- The paper introduces a novel data filtering strategy for multimodal document understanding that uses a large pre-trained model to evaluate sample quality and discards outliers.
- The paper demonstrates that fusing visual features from middle layers of the Vision Transformer, rather than just the final layer, significantly enhances document understanding performance.
- The paper presents inference optimizations that drastically reduce latency and inference time for PP-DocBee2 while maintaining high accuracy, enabling efficient real-world deployment.
PP-DocBee2: Enhanced Baselines and Data Efficiency for Multimodal Document Understanding
PP-DocBee2 presents a series of architectural and data-centric advancements for multimodal document understanding, with a focus on Chinese business documents. The model builds upon the Qwen2.5-VL-3B backbone and introduces innovations in data quality optimization, visual feature fusion, and inference efficiency. The reported results demonstrate substantial improvements in both accuracy and latency over previous baselines.
Data Quality Optimization
A central contribution of PP-DocBee2 is its data filtering strategy, which leverages a large-scale multimodal pre-trained model (e.g., Qwen2.5VL-7B) as a data evaluator. For each training sample, the evaluator computes the forward cross-entropy loss, serving as a proxy for semantic alignment difficulty across modalities. The loss distribution is modeled as approximately normal, and samples with loss values exceeding μ+2σ are discarded. This approach systematically removes outliers—typically noisy or overly difficult samples—resulting in a cleaner, more learnable dataset.

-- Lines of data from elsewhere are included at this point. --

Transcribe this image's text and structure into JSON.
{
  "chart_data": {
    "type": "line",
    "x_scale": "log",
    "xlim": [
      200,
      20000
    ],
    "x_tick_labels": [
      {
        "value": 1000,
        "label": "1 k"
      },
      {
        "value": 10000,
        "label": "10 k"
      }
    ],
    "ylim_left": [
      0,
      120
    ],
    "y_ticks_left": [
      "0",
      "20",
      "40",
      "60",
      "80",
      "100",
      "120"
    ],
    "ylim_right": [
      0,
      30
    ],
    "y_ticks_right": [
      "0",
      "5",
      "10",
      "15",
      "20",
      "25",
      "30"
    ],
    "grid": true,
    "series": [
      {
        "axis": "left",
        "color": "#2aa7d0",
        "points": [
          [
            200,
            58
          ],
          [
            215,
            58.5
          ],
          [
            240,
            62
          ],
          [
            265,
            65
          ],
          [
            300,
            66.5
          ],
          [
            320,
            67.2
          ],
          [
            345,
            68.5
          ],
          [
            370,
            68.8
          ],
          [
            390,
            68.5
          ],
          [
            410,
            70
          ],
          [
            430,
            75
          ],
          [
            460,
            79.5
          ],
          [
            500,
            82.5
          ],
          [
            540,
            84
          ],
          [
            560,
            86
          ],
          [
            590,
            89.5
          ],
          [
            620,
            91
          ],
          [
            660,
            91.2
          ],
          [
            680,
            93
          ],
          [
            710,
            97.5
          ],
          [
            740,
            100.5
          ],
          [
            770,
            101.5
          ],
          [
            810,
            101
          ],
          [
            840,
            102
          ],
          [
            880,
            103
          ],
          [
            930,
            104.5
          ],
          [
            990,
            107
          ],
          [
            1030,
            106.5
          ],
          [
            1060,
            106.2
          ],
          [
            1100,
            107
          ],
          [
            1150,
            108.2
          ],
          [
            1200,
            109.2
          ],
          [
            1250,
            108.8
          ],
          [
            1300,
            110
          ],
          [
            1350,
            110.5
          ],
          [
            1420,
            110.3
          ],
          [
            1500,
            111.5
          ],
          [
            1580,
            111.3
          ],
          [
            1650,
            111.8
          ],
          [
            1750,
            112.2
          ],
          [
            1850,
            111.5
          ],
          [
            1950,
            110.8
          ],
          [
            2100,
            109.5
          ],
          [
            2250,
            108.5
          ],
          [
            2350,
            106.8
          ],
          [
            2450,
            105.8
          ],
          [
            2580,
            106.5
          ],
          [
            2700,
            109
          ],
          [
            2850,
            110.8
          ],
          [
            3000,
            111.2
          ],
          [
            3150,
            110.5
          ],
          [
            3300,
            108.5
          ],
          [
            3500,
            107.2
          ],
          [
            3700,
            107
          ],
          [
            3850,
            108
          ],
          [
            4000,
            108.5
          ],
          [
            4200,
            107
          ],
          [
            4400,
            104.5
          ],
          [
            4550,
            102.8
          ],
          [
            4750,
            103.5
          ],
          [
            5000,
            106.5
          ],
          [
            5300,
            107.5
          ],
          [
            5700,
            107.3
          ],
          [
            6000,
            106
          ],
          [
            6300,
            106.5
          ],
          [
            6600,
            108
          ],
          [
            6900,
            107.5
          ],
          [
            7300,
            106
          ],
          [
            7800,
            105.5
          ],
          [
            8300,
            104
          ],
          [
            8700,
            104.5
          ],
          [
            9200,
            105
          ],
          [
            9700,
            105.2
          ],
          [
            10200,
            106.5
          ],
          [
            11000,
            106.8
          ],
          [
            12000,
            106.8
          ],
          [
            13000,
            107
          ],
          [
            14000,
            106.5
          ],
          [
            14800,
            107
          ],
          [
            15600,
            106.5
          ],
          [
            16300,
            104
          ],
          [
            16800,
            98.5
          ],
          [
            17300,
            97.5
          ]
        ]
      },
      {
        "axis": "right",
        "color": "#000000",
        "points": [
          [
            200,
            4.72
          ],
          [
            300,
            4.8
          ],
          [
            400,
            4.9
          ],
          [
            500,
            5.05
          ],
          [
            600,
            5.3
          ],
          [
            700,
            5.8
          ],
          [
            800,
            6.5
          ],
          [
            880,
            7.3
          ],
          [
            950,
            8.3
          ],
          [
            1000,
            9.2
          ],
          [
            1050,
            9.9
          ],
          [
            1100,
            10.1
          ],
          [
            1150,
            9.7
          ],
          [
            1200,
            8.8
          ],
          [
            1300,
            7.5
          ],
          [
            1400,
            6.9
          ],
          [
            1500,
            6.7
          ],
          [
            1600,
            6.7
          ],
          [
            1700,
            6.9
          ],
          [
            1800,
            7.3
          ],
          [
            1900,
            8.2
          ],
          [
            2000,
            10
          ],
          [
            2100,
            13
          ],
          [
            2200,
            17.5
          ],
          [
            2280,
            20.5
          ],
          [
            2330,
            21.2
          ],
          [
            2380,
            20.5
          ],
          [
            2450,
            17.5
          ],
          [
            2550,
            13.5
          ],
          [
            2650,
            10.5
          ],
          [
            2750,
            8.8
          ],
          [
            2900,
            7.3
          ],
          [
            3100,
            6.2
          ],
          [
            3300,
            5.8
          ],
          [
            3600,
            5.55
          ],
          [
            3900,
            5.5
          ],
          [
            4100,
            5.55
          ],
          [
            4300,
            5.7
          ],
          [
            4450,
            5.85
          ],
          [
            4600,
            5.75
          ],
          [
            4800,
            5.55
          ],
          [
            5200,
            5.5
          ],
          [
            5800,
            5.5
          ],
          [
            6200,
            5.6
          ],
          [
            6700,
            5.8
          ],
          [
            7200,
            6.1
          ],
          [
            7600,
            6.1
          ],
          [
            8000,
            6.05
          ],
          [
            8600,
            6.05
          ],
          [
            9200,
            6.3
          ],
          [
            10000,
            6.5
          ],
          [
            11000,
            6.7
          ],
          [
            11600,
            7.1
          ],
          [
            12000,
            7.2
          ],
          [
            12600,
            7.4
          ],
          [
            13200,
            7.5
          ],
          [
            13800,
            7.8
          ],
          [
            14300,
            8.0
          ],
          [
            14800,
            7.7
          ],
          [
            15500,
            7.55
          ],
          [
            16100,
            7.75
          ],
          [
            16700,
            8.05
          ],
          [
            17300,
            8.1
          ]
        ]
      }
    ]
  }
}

Ablation studies confirm the efficacy of this filtering: the 2σ strategy yields the highest overall benchmark score (845), outperforming both unfiltered and other σ-based filtering schemes. This demonstrates that careful data curation, guided by statistical criteria and strong evaluators, can significantly enhance model generalization and stability.
Visual Feature Fusion Strategy
PP-DocBee2 revisits the standard practice of using only the final output of the Vision Transformer (ViT) as the visual representation. Motivated by recent findings on the underutilization of intermediate features, the model decomposes the ViT into shallow, middle, and deep layers. It then fuses token embeddings from selected middle layers (notably layer 16) with the final layer output before projection into the LLM input space.
Empirical results indicate that selecting features from layer 16 yields the best overall performance (score of 852), surpassing both deep-layer-only and multi-layer averaging strategies. The ablation further reveals that the optimal layer selection is task-dependent: middle layers are more effective for printed text, while deeper layers benefit table understanding. This suggests that fine-grained, multi-scale visual cues from intermediate layers are critical for complex document reasoning tasks.
Inference Optimization
PP-DocBee2 addresses the high inference latency typical of MLLMs by introducing several optimizations:
The efficient version of PP-DocBee2 achieves a 73.0% reduction in inference time and a 48.6% decrease in end-to-end latency, with negligible impact on accuracy. This is particularly relevant for real-world deployment scenarios where throughput and responsiveness are critical.
Experimental Results
On internal Chinese business document benchmarks, PP-DocBee2-3B achieves the highest overall score (852), outperforming GPT-4o (685), Qwen2.5-VL-3B (789), and the original PP-DocBee-2B (765). The model demonstrates strong performance across printed text, tables, and charts, though performance on seals remains limited due to the small sample size.
The ablation tables provide clear evidence for the impact of both data filtering and layer selection strategies. Notably, the 2σ data filtering and layer 16 feature fusion consistently yield the best results across categories.
Implications and Future Directions
PP-DocBee2's results underscore the importance of data quality and architectural choices in multimodal document understanding. The use of strong foundation models as data evaluators introduces a scalable, model-agnostic approach to dataset curation, which could be extended to other domains and languages. The findings on intermediate feature fusion suggest that future multimodal models should more systematically explore the representational hierarchy of visual encoders, potentially via dynamic or task-adaptive fusion mechanisms.
From a deployment perspective, the demonstrated latency reductions make PP-DocBee2 suitable for enterprise-scale document processing pipelines, especially in high-throughput or interactive settings.
Potential future developments include:
- Dynamic layer selection: Adapting the fusion strategy based on input characteristics or downstream task requirements.
- Cross-lingual generalization: Extending the data filtering and fusion techniques to multilingual or cross-domain document understanding.
- End-to-end differentiable data selection: Integrating the data evaluator into the training loop for joint optimization.
Conclusion
PP-DocBee2 advances the state of multimodal document understanding through principled data filtering, effective visual feature fusion, and practical inference optimizations. The model sets a new baseline for Chinese business document comprehension and provides a blueprint for future research on data-efficient, high-performance multimodal systems. The open-source release of code and models further facilitates adoption and benchmarking in both academic and industrial contexts.